- Botanical: Orchis militaris
- Family: Orchidaceae
- Hits: 364
Known asHelm-Knabenkraut, Salep. Saloop. Sahlep. Satyrion. Levant Salep.
This plant grows to a height of 20 to 50 cm with a robust stem with rather drawn up oblong basal leaves. The inflorescence forms a purplish dense cone consisting of from 10 to 40 flowers. In each flower the sepals and side petals are gathered together to form a pointed "helmet" (whence it gets its name), a lilac colour outside and a veined purple colour inside. The central tongue finishes in two lobes separated by a tooth.
Properties & Uses
Salep is very nutritive and demulcent, for which properties it has been used from time immemorial. It forms a diet of especial value to convalescents and children, being boiled with milk or water, flavoured and prepared in the same way as arrowroot. A decoction flavoured with sugar and spice, or wine, is an agreeable drink for invalids. Sassafras chips were sometimes added, or cloves, cinnamon and ginger. From the large quantity of farinaceous matter contained in a small bulk, it was considered so important an article of diet as to constitute a part of the stores of every ship's company in the days of sailing ships and long voyages, an ounce, dissolved in 2 quarts of boiling water, being considered sufficient subsistence for each man per day, should provisions run short. In this form it is employed in some parts of Europe and Asia as an article of diet. It is to the mucilage contained in the tuber that Salep owes its power of forming jelly, only 1 part of Salep to 50 parts of boiling water being needed for the purpose. To allay irritation of the gastro-intestinal canal, it is used in mucilage made by shaking 1 part of powdered Salep with 10 parts of cold water, until it is uniformly diffused, when 90 parts of boiling water are added and the whole well agitated. It has thus been recommended as an article of diet for infants and invalids suffering from chronic diarrhoea and bilious fevers.
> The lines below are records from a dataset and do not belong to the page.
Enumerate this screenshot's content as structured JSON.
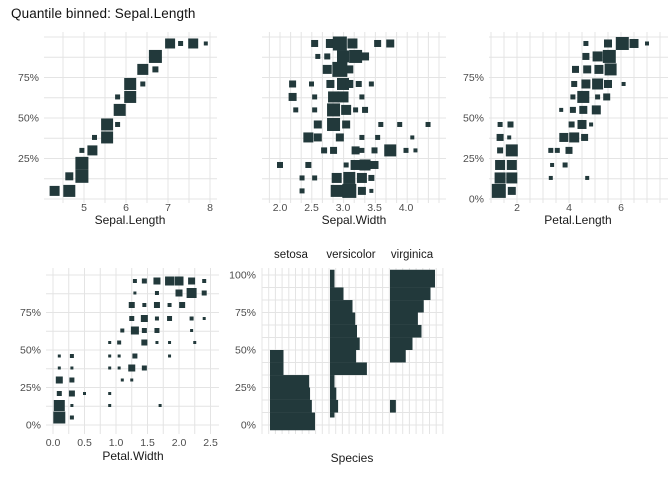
{
  "title": "Quantile binned: Sepal.Length",
  "colors": {
    "marker": "#22393B",
    "grid": "#E4E4E4",
    "tick_text": "#4D4D4D",
    "axis_text": "#1A1A1A",
    "background": "#FFFFFF"
  },
  "chart_data": [
    {
      "type": "scatter",
      "note": "points are [x_value, sepal_length_quantile_pct, marker_size_px]; marker size encodes bin count",
      "xlabel": "Sepal.Length",
      "x_tick_labels": [
        "5",
        "6",
        "7",
        "8"
      ],
      "x_tick_values": [
        5,
        6,
        7,
        8
      ],
      "y_tick_labels": [
        "25%",
        "50%",
        "75%"
      ],
      "y_tick_values": [
        25,
        50,
        75
      ],
      "x_range": [
        4.3,
        7.9
      ],
      "y_range_pct": [
        0,
        100
      ],
      "points": [
        [
          4.3,
          5,
          10
        ],
        [
          4.65,
          5,
          12
        ],
        [
          4.65,
          14,
          8
        ],
        [
          4.95,
          14,
          13
        ],
        [
          4.95,
          22,
          13
        ],
        [
          4.95,
          30,
          5
        ],
        [
          5.2,
          30,
          10
        ],
        [
          5.25,
          38,
          5
        ],
        [
          5.55,
          38,
          12
        ],
        [
          5.55,
          46,
          12
        ],
        [
          5.8,
          46,
          5
        ],
        [
          5.85,
          55,
          12
        ],
        [
          5.8,
          63,
          5
        ],
        [
          6.1,
          63,
          12
        ],
        [
          6.1,
          71,
          12
        ],
        [
          6.4,
          71,
          5
        ],
        [
          6.4,
          80,
          11
        ],
        [
          6.7,
          80,
          6
        ],
        [
          6.7,
          88,
          13
        ],
        [
          7.05,
          96,
          10
        ],
        [
          7.3,
          96,
          5
        ],
        [
          7.6,
          96,
          10
        ],
        [
          7.9,
          96,
          4
        ]
      ]
    },
    {
      "type": "scatter",
      "xlabel": "Sepal.Width",
      "x_tick_labels": [
        "2.0",
        "2.5",
        "3.0",
        "3.5",
        "4.0"
      ],
      "x_tick_values": [
        2.0,
        2.5,
        3.0,
        3.5,
        4.0
      ],
      "y_tick_labels": [],
      "y_tick_values": [],
      "x_range": [
        2.0,
        4.4
      ],
      "y_range_pct": [
        0,
        100
      ],
      "points": [
        [
          2.35,
          5,
          5
        ],
        [
          2.9,
          5,
          12
        ],
        [
          3.1,
          5,
          14
        ],
        [
          3.3,
          5,
          8
        ],
        [
          3.45,
          5,
          4
        ],
        [
          2.35,
          13,
          5
        ],
        [
          2.55,
          13,
          5
        ],
        [
          2.9,
          13,
          10
        ],
        [
          3.1,
          13,
          12
        ],
        [
          3.3,
          13,
          10
        ],
        [
          3.45,
          13,
          6
        ],
        [
          2.0,
          21,
          6
        ],
        [
          2.45,
          21,
          6
        ],
        [
          3.05,
          21,
          5
        ],
        [
          3.2,
          21,
          10
        ],
        [
          3.35,
          21,
          11
        ],
        [
          3.5,
          21,
          8
        ],
        [
          2.7,
          30,
          6
        ],
        [
          2.85,
          30,
          7
        ],
        [
          3.2,
          30,
          8
        ],
        [
          3.3,
          30,
          5
        ],
        [
          3.5,
          30,
          6
        ],
        [
          3.75,
          30,
          12
        ],
        [
          4.0,
          30,
          5
        ],
        [
          4.15,
          30,
          4
        ],
        [
          2.45,
          38,
          10
        ],
        [
          2.6,
          38,
          8
        ],
        [
          2.95,
          38,
          8
        ],
        [
          3.3,
          38,
          5
        ],
        [
          3.55,
          38,
          5
        ],
        [
          4.1,
          38,
          4
        ],
        [
          2.6,
          46,
          8
        ],
        [
          2.85,
          46,
          13
        ],
        [
          3.05,
          46,
          8
        ],
        [
          3.6,
          46,
          5
        ],
        [
          3.9,
          46,
          5
        ],
        [
          4.35,
          46,
          5
        ],
        [
          2.25,
          55,
          5
        ],
        [
          2.55,
          55,
          5
        ],
        [
          2.85,
          55,
          13
        ],
        [
          3.05,
          55,
          10
        ],
        [
          3.2,
          55,
          5
        ],
        [
          3.35,
          55,
          6
        ],
        [
          2.2,
          63,
          8
        ],
        [
          2.55,
          63,
          5
        ],
        [
          2.85,
          63,
          11
        ],
        [
          3.0,
          63,
          11
        ],
        [
          3.3,
          63,
          5
        ],
        [
          2.2,
          71,
          7
        ],
        [
          2.5,
          71,
          5
        ],
        [
          2.8,
          71,
          8
        ],
        [
          3.0,
          71,
          12
        ],
        [
          3.1,
          71,
          8
        ],
        [
          3.25,
          71,
          6
        ],
        [
          3.45,
          71,
          5
        ],
        [
          2.75,
          80,
          9
        ],
        [
          2.95,
          80,
          15
        ],
        [
          3.1,
          80,
          8
        ],
        [
          2.6,
          88,
          5
        ],
        [
          2.75,
          88,
          6
        ],
        [
          3.0,
          88,
          12
        ],
        [
          3.2,
          88,
          13
        ],
        [
          3.35,
          88,
          8
        ],
        [
          2.55,
          96,
          7
        ],
        [
          2.8,
          96,
          9
        ],
        [
          2.95,
          96,
          14
        ],
        [
          3.15,
          96,
          10
        ],
        [
          3.55,
          96,
          7
        ],
        [
          3.75,
          96,
          8
        ]
      ]
    },
    {
      "type": "scatter",
      "xlabel": "Petal.Length",
      "x_tick_labels": [
        "2",
        "4",
        "6"
      ],
      "x_tick_values": [
        2,
        4,
        6
      ],
      "y_tick_labels": [
        "0%",
        "25%",
        "50%",
        "75%"
      ],
      "y_tick_values": [
        0,
        25,
        50,
        75
      ],
      "x_range": [
        1.0,
        6.9
      ],
      "y_range_pct": [
        0,
        100
      ],
      "points": [
        [
          1.3,
          5,
          14
        ],
        [
          1.8,
          5,
          8
        ],
        [
          1.35,
          13,
          11
        ],
        [
          1.8,
          13,
          11
        ],
        [
          1.35,
          21,
          10
        ],
        [
          1.8,
          21,
          10
        ],
        [
          1.35,
          30,
          6
        ],
        [
          1.8,
          30,
          12
        ],
        [
          1.35,
          38,
          7
        ],
        [
          1.7,
          38,
          4
        ],
        [
          1.35,
          46,
          5
        ],
        [
          1.75,
          46,
          6
        ],
        [
          3.3,
          13,
          4
        ],
        [
          4.7,
          13,
          4
        ],
        [
          3.35,
          21,
          4
        ],
        [
          3.85,
          21,
          5
        ],
        [
          3.3,
          30,
          5
        ],
        [
          3.55,
          30,
          5
        ],
        [
          4.0,
          30,
          7
        ],
        [
          3.8,
          38,
          9
        ],
        [
          4.2,
          38,
          10
        ],
        [
          4.6,
          38,
          7
        ],
        [
          4.1,
          46,
          6
        ],
        [
          4.5,
          46,
          9
        ],
        [
          4.85,
          46,
          4
        ],
        [
          3.7,
          55,
          4
        ],
        [
          4.15,
          55,
          6
        ],
        [
          4.55,
          55,
          8
        ],
        [
          5.05,
          55,
          9
        ],
        [
          4.15,
          63,
          5
        ],
        [
          4.55,
          63,
          12
        ],
        [
          5.1,
          63,
          5
        ],
        [
          5.45,
          63,
          7
        ],
        [
          4.2,
          71,
          6
        ],
        [
          4.65,
          71,
          9
        ],
        [
          5.1,
          71,
          11
        ],
        [
          5.5,
          71,
          8
        ],
        [
          6.1,
          71,
          4
        ],
        [
          4.25,
          80,
          7
        ],
        [
          4.7,
          80,
          8
        ],
        [
          5.15,
          80,
          9
        ],
        [
          5.6,
          80,
          12
        ],
        [
          4.65,
          88,
          7
        ],
        [
          5.1,
          88,
          10
        ],
        [
          5.55,
          88,
          13
        ],
        [
          4.65,
          96,
          5
        ],
        [
          5.5,
          96,
          8
        ],
        [
          6.05,
          96,
          13
        ],
        [
          6.5,
          96,
          9
        ],
        [
          7.0,
          96,
          4
        ]
      ]
    },
    {
      "type": "scatter",
      "xlabel": "Petal.Width",
      "x_tick_labels": [
        "0.0",
        "0.5",
        "1.0",
        "1.5",
        "2.0",
        "2.5"
      ],
      "x_tick_values": [
        0.0,
        0.5,
        1.0,
        1.5,
        2.0,
        2.5
      ],
      "y_tick_labels": [
        "0%",
        "25%",
        "50%",
        "75%"
      ],
      "y_tick_values": [
        0,
        25,
        50,
        75
      ],
      "x_range": [
        0.1,
        2.5
      ],
      "y_range_pct": [
        0,
        100
      ],
      "points": [
        [
          0.1,
          5,
          12
        ],
        [
          0.3,
          5,
          4
        ],
        [
          0.1,
          13,
          11
        ],
        [
          0.3,
          13,
          3
        ],
        [
          0.9,
          13,
          3
        ],
        [
          1.7,
          13,
          3
        ],
        [
          0.1,
          21,
          5
        ],
        [
          0.3,
          21,
          6
        ],
        [
          0.5,
          21,
          3
        ],
        [
          0.9,
          21,
          3
        ],
        [
          0.1,
          30,
          7
        ],
        [
          0.3,
          30,
          5
        ],
        [
          1.1,
          30,
          3
        ],
        [
          1.25,
          30,
          3
        ],
        [
          0.1,
          38,
          3
        ],
        [
          0.3,
          38,
          3
        ],
        [
          0.9,
          38,
          3
        ],
        [
          1.05,
          38,
          3
        ],
        [
          1.25,
          38,
          7
        ],
        [
          1.45,
          38,
          5
        ],
        [
          0.1,
          46,
          3
        ],
        [
          0.3,
          46,
          4
        ],
        [
          0.9,
          46,
          3
        ],
        [
          1.05,
          46,
          3
        ],
        [
          1.3,
          46,
          5
        ],
        [
          1.85,
          46,
          3
        ],
        [
          0.9,
          55,
          3
        ],
        [
          1.05,
          55,
          4
        ],
        [
          1.45,
          55,
          6
        ],
        [
          1.65,
          55,
          3
        ],
        [
          1.85,
          55,
          3
        ],
        [
          2.25,
          55,
          3
        ],
        [
          1.1,
          63,
          4
        ],
        [
          1.3,
          63,
          8
        ],
        [
          1.45,
          63,
          5
        ],
        [
          1.65,
          63,
          5
        ],
        [
          2.2,
          63,
          3
        ],
        [
          1.25,
          71,
          5
        ],
        [
          1.45,
          71,
          7
        ],
        [
          1.65,
          71,
          4
        ],
        [
          1.85,
          71,
          5
        ],
        [
          2.2,
          71,
          4
        ],
        [
          2.4,
          71,
          3
        ],
        [
          1.25,
          80,
          6
        ],
        [
          1.45,
          80,
          4
        ],
        [
          1.65,
          80,
          6
        ],
        [
          1.85,
          80,
          4
        ],
        [
          2.05,
          80,
          6
        ],
        [
          1.3,
          88,
          3
        ],
        [
          1.65,
          88,
          4
        ],
        [
          2.0,
          88,
          7
        ],
        [
          2.2,
          88,
          10
        ],
        [
          2.4,
          88,
          5
        ],
        [
          1.3,
          96,
          4
        ],
        [
          1.45,
          96,
          5
        ],
        [
          1.65,
          96,
          7
        ],
        [
          1.85,
          96,
          9
        ],
        [
          2.0,
          96,
          9
        ],
        [
          2.2,
          96,
          7
        ],
        [
          2.4,
          96,
          4
        ]
      ]
    },
    {
      "type": "bar",
      "note": "horizontal bar histograms per species; bars are [quantile_pct_from, quantile_pct_to, width_fraction_of_column]",
      "xlabel": "Species",
      "categories": [
        "setosa",
        "versicolor",
        "virginica"
      ],
      "y_tick_labels": [
        "0%",
        "25%",
        "50%",
        "75%",
        "100%"
      ],
      "y_tick_values": [
        0,
        25,
        50,
        75,
        100
      ],
      "bin_height_pct": 8.33,
      "series": [
        {
          "name": "setosa",
          "bars": [
            [
              -3.5,
              8.3,
              1.0
            ],
            [
              8.3,
              16.7,
              0.93
            ],
            [
              16.7,
              25,
              0.89
            ],
            [
              25,
              33.3,
              0.87
            ],
            [
              33.3,
              41.7,
              0.3
            ],
            [
              41.7,
              50,
              0.3
            ]
          ]
        },
        {
          "name": "versicolor",
          "bars": [
            [
              5,
              8.3,
              0.1
            ],
            [
              8.3,
              16.7,
              0.18
            ],
            [
              16.7,
              25,
              0.14
            ],
            [
              25,
              33.3,
              0.1
            ],
            [
              33.3,
              41.7,
              0.82
            ],
            [
              41.7,
              50,
              0.58
            ],
            [
              50,
              58.3,
              0.66
            ],
            [
              58.3,
              66.7,
              0.6
            ],
            [
              66.7,
              75,
              0.56
            ],
            [
              75,
              83.3,
              0.5
            ],
            [
              83.3,
              91.7,
              0.3
            ],
            [
              91.7,
              103.5,
              0.1
            ]
          ]
        },
        {
          "name": "virginica",
          "bars": [
            [
              8.3,
              16.7,
              0.13
            ],
            [
              41.7,
              50,
              0.35
            ],
            [
              50,
              58.3,
              0.5
            ],
            [
              58.3,
              66.7,
              0.7
            ],
            [
              66.7,
              75,
              0.62
            ],
            [
              75,
              83.3,
              0.75
            ],
            [
              83.3,
              91.7,
              0.9
            ],
            [
              91.7,
              103.5,
              1.0
            ]
          ]
        }
      ]
    }
  ]
}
In the German Pharmacopoeia, a mucilage of Salep appears as an official preparation.
It is well distributed around Europe, reaching as far north as southern Sweden, but rather rare in the Mediterranean areas. It is extremely rare in Britain and a protected species, occurring only at the Rex Graham nature reserve in Suffolk and the Buckinghamshire Chilterns.
The constituents of Salep are subject to great variation, according to the season of collection. Raspail found the old tuber, collected in autumn, to be free from starch, while the young one was richly supplied with it. The most important constituent is mucilage, amounting to 48 per cent. It also contains sugar 1 per cent), starch (2.7 per cent), nitrogenous substance (5 per cent), and when fresh a trace of volatile oil. It yields 2 per cent of ash, consisting chiefly of phosphates and chlorides of potassium and calcium.